Pertama tentu saja membuatnya jadi platform yang lebih bersahabat dengan tak hanya game indie saja, tetapi juga gamer itu sendiri. Keputusan perusahaan Jepang yang “kuno” dengan melakukan copyright takedown untuk video-video Youtube soal franchise mereka saat ini adalah sebuah keputusan bodoh yang tak lagi relevan untuk era modern seperti ini. Apalagi jika mengingat mereka ingin menyuntikkan fitur merekam video di Switch itu sendiri. Nintendo sudah melakukan hal ini sejak Wii U dan ia sudah terbukti kontra-produktif. Mereka butuh belajar dari Sony dan Microsoft untuk hal yang satu ini untuk mempertahankan momentum dan popularitas. Semakin sedikit orang yang membicarakan game Nintendo, semakin keras pula lemparan bumerang tersebut akan kembali ke mereka. Sudah saatnya mereka meninggalkan pemikiran “kuno” tersebut.
Kedua, tentu saja memastikan jeda waktu antara rilis game-game eksklusif mereka tidak berselang terlalu lama. Karena jika harus bercermin dengan apa yang terjadi dengan Wii U, konsol tersebut butuh waktu sekitar 2-3 tahun setelah rilis untuk “matang” dan terlihat menarik di mata gamer. Alasannya? Karena pengembangan game-game eksklusif yang sudah diperkenalkan sejak awal rilis ternyata masih berada dalam proses awal, yang butuh 2-3 tahun untuk rampung.

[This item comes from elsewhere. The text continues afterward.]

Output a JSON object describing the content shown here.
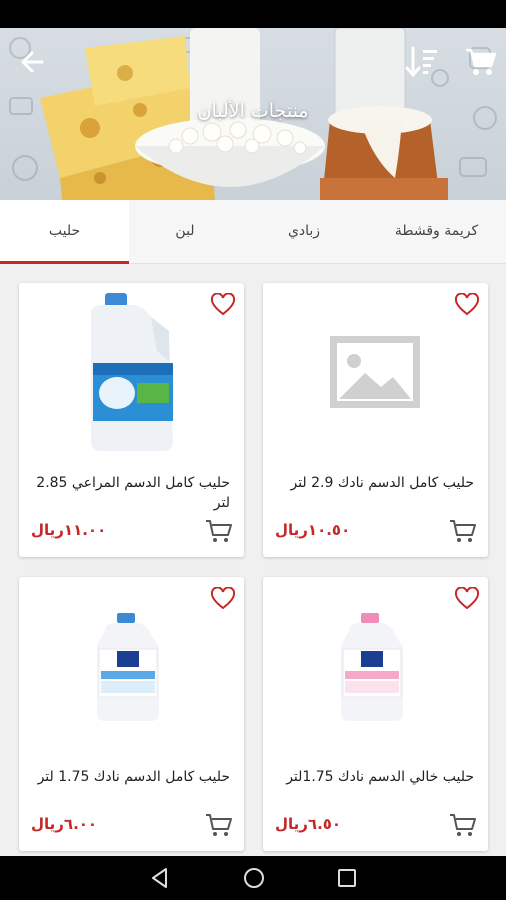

Semakin panjang waktu rilis antar tiap eksklusif, ditambah dengan absennya dengan game third party, akan membuat Switch berakhir mengumpulkan debu. Jika mereka tak bisa membuat Switch menangani game AAA terbaru, maka yang harus mereka lakukan adalah memperkecil waktu penantian satu game eksklusif ke yang lainnya.
Untuk saat ini, Nintendo Switch adalah sebuah mesin inovatif yang butuh pembuktian. Bahwa dari sisi teknis, ia harus memastikan bahwa “kesulitan” menangani Zelda bukanlah sesuatu yang akan merefleksikan kemampuan Switch sendiri. Sementara dari sisi perangkat lunak, ia punya banyak pekerjaan rumah untuk memastikan malapetaka Wii U tak terulang.